Atonement, first released in 2007, is one of those films that I’m sure I’ll watch many times over the years without ever getting tired of it. Based on the novel of the same name by Ian McEwan, it is one of my favourite book-to-film adaptations, managing to accurately translate onto the screen both the characters’ feelings and misinterpretations that are part of the plot of the book.
The story starts in 1935. Briony Tallis, a 13-year-old girl from a wealthy English family, has just finished writing a play and is trying to stage it with the help of her three visiting cousins – a teenage girl, Lola, and the youngest twin brothers. Since they get bored and decide to go swimming instead, Briony finds herself alone in the room and witnesses a moment of sexual tension between her older sister, Cecilia, and Robbie Turner, the son of a long-time servant. However, she misunderstands what she observes, leading to a gloomy outcome, which she passes the rest of her life trying to atone for.
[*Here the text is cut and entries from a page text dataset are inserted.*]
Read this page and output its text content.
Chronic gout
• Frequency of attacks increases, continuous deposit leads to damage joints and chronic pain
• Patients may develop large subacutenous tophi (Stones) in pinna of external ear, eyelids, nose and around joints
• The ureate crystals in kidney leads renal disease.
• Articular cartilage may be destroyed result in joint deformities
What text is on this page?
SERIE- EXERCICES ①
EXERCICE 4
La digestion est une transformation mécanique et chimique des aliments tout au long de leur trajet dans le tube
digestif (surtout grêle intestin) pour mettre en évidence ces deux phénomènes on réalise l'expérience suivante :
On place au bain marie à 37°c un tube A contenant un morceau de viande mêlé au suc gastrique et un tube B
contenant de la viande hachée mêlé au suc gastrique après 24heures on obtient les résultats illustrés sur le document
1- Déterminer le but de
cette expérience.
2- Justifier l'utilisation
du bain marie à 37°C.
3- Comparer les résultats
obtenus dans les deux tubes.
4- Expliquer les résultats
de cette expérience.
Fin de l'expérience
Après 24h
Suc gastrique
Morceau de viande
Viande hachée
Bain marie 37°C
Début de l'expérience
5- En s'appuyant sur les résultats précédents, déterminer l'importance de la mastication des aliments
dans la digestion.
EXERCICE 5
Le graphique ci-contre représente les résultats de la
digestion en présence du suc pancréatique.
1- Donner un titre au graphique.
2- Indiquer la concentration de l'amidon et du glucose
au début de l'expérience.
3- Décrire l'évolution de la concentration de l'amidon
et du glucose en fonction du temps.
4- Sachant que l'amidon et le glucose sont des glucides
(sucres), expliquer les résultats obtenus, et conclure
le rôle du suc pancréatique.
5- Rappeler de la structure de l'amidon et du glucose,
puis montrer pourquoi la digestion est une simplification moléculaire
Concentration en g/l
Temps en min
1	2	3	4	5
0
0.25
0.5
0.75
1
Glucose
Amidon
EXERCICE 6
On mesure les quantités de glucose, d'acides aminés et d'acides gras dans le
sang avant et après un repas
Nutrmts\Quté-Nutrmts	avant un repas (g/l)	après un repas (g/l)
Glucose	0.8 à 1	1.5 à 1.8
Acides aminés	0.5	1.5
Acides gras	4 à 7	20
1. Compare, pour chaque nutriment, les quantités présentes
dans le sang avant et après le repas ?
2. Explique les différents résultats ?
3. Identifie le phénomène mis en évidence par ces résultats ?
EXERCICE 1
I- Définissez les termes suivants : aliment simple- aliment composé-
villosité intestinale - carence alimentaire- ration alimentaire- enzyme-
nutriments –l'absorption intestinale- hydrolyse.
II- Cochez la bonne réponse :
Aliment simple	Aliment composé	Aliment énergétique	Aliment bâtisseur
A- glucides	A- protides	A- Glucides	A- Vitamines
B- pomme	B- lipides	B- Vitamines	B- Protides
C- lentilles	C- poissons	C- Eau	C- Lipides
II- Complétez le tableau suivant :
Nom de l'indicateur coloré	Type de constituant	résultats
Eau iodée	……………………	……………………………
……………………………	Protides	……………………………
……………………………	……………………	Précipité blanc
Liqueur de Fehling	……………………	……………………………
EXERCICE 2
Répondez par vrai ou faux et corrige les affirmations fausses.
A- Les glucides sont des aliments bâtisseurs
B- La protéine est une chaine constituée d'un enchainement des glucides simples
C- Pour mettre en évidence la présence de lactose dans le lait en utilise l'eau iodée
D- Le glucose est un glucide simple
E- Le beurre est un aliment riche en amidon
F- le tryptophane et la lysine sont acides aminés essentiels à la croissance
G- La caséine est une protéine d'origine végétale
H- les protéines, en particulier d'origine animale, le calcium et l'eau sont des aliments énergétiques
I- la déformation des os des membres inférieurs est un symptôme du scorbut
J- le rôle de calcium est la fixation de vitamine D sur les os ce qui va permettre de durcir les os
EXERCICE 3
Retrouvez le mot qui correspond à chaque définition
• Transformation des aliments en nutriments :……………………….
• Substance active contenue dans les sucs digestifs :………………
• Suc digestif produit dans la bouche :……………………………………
Directed by Joe Wright, the film achieves to exceptionally convey important actions and details that make the story move forward. The difference between what really happened between Cecilia and Robbie near the house’s fountain and Briony’s erroneous interpretation is translated onto the screen through the shutting of a window. There is also the bee on the room, the wrong letter, and the hair adornment falling on the floor close to the library.
The camera work and direction are also masterful and awe-inspiring. The atmosphere achieved during the beach scene in Dunkirk, for example, leaves my heart aching every single time I watch it. It is a perfect mix of camera movement, colours and sound. In fact, the music is another of the highlights of the film, which won the Oscar for best original score.
Finally, I have to mention the fantastic performances by all the actors involved, who managed to fully portray the complexities of the characters, their anguish, their need to hide emotions or actions. The film stars Keira Knightley as Cecilia, James McAvoy as Robbie, and Saoirse Ronan, Romola Garai and Vanessa Redgrave as Briony at different ages.
Atonement is not only one of my favourite book-to-film adaptations, but also one of my favourite films of all time. The range of emotions it manages to convey in more or less two hours is impressive.